The Alliance of American Football (AAF) had a successful opening weekend, but I can’t help but remember how 18 years ago the ill-fated XFL did as well. That league would fold after just one season, but with the AFL having a much more solid foundation, could things be different this time?
The AAF is not the first league to try to get a piece of the American football pie and they are by no means assured of smooth sailing ahead.

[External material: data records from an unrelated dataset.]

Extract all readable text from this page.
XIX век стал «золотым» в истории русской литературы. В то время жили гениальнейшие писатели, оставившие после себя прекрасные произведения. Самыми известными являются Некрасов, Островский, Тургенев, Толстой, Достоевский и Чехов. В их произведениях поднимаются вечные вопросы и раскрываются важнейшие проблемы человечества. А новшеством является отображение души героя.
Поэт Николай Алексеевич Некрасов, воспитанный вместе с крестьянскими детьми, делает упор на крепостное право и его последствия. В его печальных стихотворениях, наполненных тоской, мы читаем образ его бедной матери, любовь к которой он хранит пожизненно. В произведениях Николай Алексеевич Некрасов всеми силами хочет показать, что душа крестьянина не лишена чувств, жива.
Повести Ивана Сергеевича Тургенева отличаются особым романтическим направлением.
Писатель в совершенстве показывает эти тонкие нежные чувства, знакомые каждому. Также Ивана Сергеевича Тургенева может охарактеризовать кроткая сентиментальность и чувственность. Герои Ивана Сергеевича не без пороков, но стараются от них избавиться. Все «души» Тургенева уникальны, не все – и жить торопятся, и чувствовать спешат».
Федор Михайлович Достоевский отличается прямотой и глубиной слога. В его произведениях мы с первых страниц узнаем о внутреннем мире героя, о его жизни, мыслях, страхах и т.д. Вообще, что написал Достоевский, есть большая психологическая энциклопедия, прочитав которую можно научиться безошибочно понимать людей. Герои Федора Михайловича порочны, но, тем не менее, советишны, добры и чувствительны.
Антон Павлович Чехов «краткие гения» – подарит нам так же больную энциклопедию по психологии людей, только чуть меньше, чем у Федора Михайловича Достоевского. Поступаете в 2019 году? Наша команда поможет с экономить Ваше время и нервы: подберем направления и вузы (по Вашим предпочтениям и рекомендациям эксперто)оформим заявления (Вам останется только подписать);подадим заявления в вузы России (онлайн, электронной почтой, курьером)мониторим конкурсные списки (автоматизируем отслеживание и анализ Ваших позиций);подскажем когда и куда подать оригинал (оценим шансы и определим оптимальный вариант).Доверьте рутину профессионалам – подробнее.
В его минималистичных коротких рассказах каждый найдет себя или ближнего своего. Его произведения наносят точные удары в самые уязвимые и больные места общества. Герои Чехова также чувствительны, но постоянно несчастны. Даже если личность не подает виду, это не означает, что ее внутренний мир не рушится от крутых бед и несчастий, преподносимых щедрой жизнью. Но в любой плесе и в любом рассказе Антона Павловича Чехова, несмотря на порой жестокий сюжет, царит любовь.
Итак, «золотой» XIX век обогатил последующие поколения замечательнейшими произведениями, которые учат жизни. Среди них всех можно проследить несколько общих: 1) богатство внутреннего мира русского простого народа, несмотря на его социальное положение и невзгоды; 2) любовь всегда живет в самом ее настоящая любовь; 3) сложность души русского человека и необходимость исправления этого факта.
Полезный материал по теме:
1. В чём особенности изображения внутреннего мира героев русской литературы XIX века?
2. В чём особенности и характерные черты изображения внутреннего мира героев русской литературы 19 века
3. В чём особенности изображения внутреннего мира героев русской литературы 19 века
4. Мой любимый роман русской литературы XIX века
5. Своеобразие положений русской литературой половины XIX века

I personally wouldn’t be surprised if their ratings level off or even drop off from week one but the key for the league will be to find a level of stability, here’s how they can do it.
The NFL has not had an official development league since NFL Europe folded back in 2007. While the AAF is not officially tied to the NFL, the NFL is airing some of its games on the NFL network and a few general managers have acknowledged scouting the league and its players.
While many of the players that make up AAF rosters will be labeled NFL washouts and rejects, I specifically remember a former first-round draft bust by the name of Tommy Maddox getting a second-chance in the XFL. Maddox won league MVP and came back to have some success in the NFL replacing an injured Kordell Stewart and leading the Steelers to the playoffs. He would eventually hand the keys to Ben Roethlisberger, but he also won a Super Bowl ring before his career would end.
The XFL had teams in Birmingham, Chicago, Orlando, New York, LA, SF, Memphis and Vegas. The AAF has teams in Birmingham, Memphis and Orlando too but they also have invested in unique regions.
San Diego is a great place for a franchise considering the Chargers recently gave the city the middle finger when they didn’t get a new stadium and moved to Los Angeles.
Football is big in Texas but while the Houston and Dallas markets are pretty saturated, the league sees opportunity in San Antonio.
Utah’s college program and BYU receive enormous support, so the Salt Lake City Stallions makes a lot of sense.
Some wondered if Atlanta could support an MLS team, they went on to set the record for attendance for a North American team and outdraw some teams in the Premier League.
The AAF might be the only pro sport that doesn’t have a team in either Los Angeles or New York, but in doing so they may avoid the apathy bug that sometimes pops up in big cities with plenty else going on.
Social media is another thing the league has going for it. I personally didn’t watch any Week 1 games live, but with highlights on sports stations and YouTube within minutes, potential fans get an opportunity to try before they buy.
My favorite aspect of the AAF is its allocation process. Teams have feeder schools/teams that allow fans to watch players they idolized back when they were college football stars. One of the biggest drivers of pro sports is the marketability of its stars and so you can bet Birmingham fans are welcoming Blake Sims and Trent Richardson home.
I’ll never forget as a 13 year old boy being embarrassed when my mother walked in during an XFL game and seeing a camera zoom-in on a half-naked cheerleader.
I also recall my father, a football purist, asking what the hell am I watching when one game didn’t start with a coin toss but the silly “opening scramble” where teams race from the 30 to the 50 yard line to wrestle for the ball.
The AAF is not without it’s quirks, but everything makes sense.
The NFL moved the extra point back to make it more interesting; they miss more, but I still don’t care to watch it. The AAF requires teams to go for two-point conversions.
Teams can’t rush more than five on each play and rushers have to start the play within two yards of the offensive tackles. This is an offense-friendly move that will annoy defensive purists, but it takes a lot of time for offensive lines to jell. Many will remember the XFL allowed bump-and-run coverage all the way down the field until the ball was thrown; this hurt scoring so much they had to change the rule mid-season.
Still A Way To Go
The AAF has some challenges. The football is sloppy, and unlike the college game, which benefits from spring practice—or the NFL, which offers a preseason—the AAF jumps right into it.
I am not one to advocate this league’s quality or suggest it will ever challenge the NFL. You will see plenty of dropped passes, errant throws and poor tackling, but there’s something to say about having a sport you can build upon.
Players are given three-year contracts for $200,000. I like that they built a model that focuses on sustainability rather than flash. I see it as they’re allowing players to continue their dreams.
I think back to a few years ago seeing a popular former University of Washington player whom I used to cover working an entry-level job at Marshalls. I was just happy to see him, but he was clearly ashamed of his job and lamented the end of his playing career. How great is it that we have a league that creates jobs in a profession that these men have dedicated their lives to preparing for?
Where the NFL can’t employ them all, the AAF is here to fill in the gap and hopefully entertain you in the process.